I would love to go into an office more. One that was close by so that I’m out of the house and I am physically put into that employee mindset. I would love to have a minimum of two days of the week where my childcare is completely sorted so that I know someone else is picking up the kids and I can just be ‘Working Boss Me.'

I accept I might not be able to get that. I don’t think I could have the kids five days a week in childcare. I admire people who do but I don’t think it’s me. But I do need some better structure.

Two days I’d work 8am-6pm and another two days, fewer hours. It wouldn’t be that every day is flexible (like it is for me now) there would be stricter boundaries. I would love to have an employer that could offer something like that. I think my employer might be open to this - but it’s the client side - could that work for clients? It’s trying to figure this out.

I’m not sure I would have this conversation with my employer because I worry that they will think I can’t cope. And that’s a big fear for most people, right? They might not trust me to deliver my job, or ask me to be on certain projects.

I’m in demand for jobs because I’m good and I deliver. If people didn’t think I could, who would want to work with me?

I think there are companies that would put this structure of two long and two short days in place. I think they need to be brave and bold about doing it.

But as someone looking at the job market, I wouldn’t know where to look for these companies.

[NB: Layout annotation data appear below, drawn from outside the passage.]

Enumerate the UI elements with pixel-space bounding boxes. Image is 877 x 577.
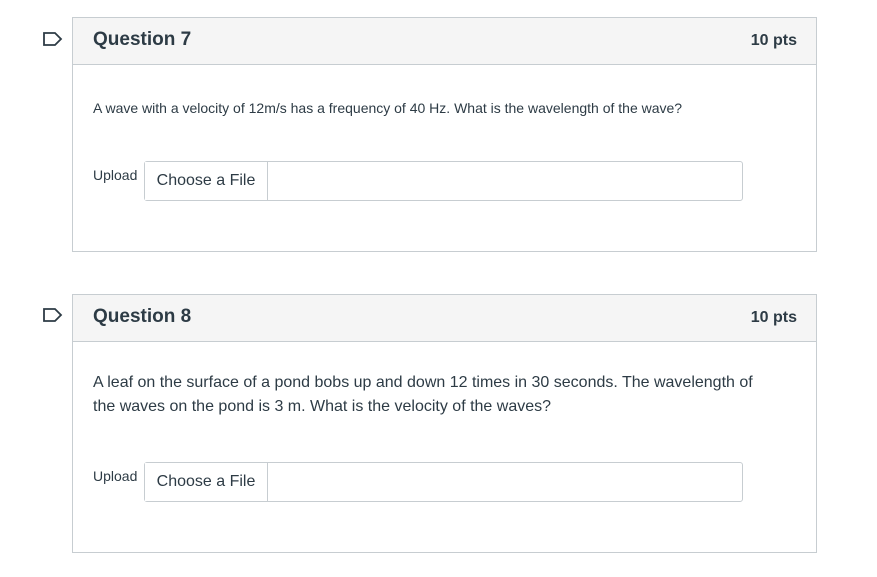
flag-question-icon[interactable]: [42, 307, 64, 323]
question-points: 10 pts: [750, 309, 797, 326]
question-header: Question 8 10 pts: [73, 295, 816, 342]
question-header: Question 7 10 pts: [73, 18, 816, 65]
question-title: Question 8: [93, 306, 192, 327]
file-upload-field[interactable]: Choose a File: [144, 462, 743, 502]
question-points: 10 pts: [750, 32, 797, 49]
question-text: A leaf on the surface of a pond bobs up …: [93, 374, 753, 415]
file-upload-field[interactable]: Choose a File: [144, 161, 743, 201]
choose-file-button[interactable]: Choose a File: [145, 162, 268, 200]
question-card: Question 7 10 pts A wave with a velocity…: [72, 17, 817, 252]
upload-label: Upload: [93, 468, 138, 484]
upload-label: Upload: [93, 167, 138, 183]
question-text: A wave with a velocity of 12m/s has a fr…: [93, 100, 683, 116]
flag-question-icon[interactable]: [42, 31, 64, 47]
question-title: Question 7: [93, 29, 192, 50]
choose-file-button[interactable]: Choose a File: [145, 463, 268, 501]
question-card: Question 8 10 pts A leaf on the surface …: [72, 294, 817, 553]
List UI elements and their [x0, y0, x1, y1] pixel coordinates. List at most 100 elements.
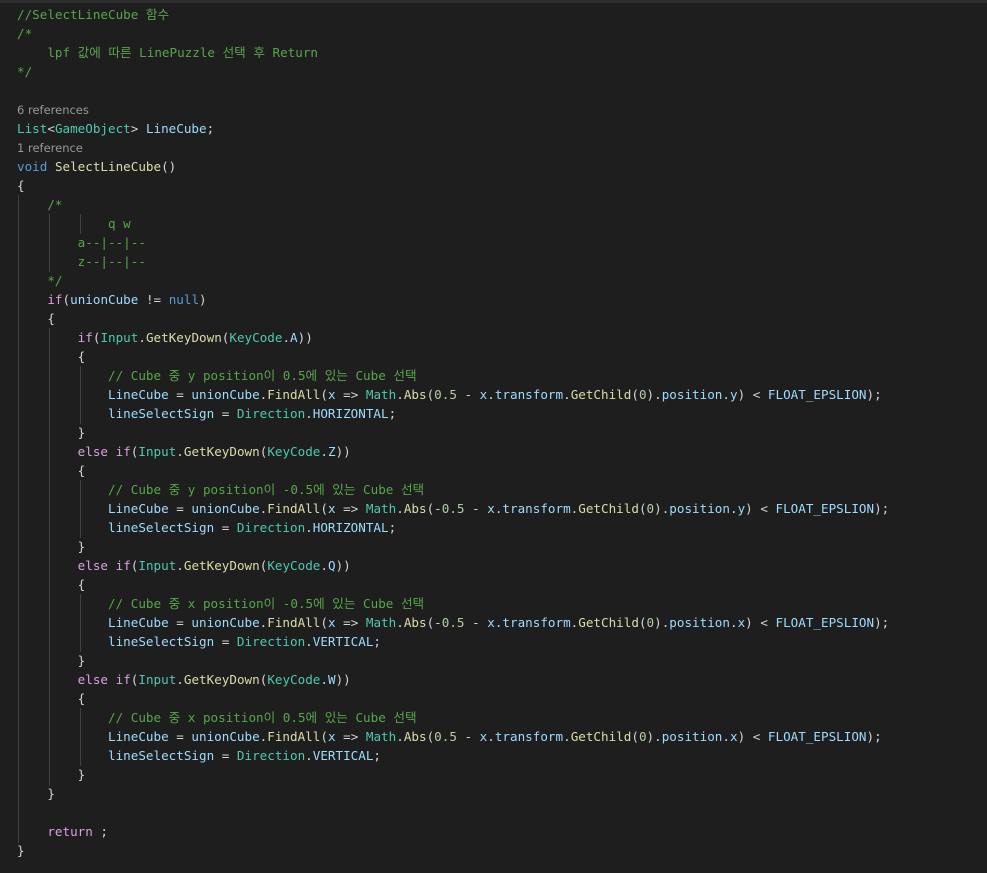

I don’t think I’ll have the opportunity to find out until I’ve applied, been successful and then got to the negotiation stage. But I don’t want to waste my time and then discover the organisation doesn’t share my values.

I wish employers put statements on their job adverts about being open to flexibility. I often see roles but I don’t put myself forward because I assume that they’ll be looking for full-time. Maybe I’m wrong. Maybe they’d bend over backwards to accommodate me but I’ll never know because I haven’t put myself forward.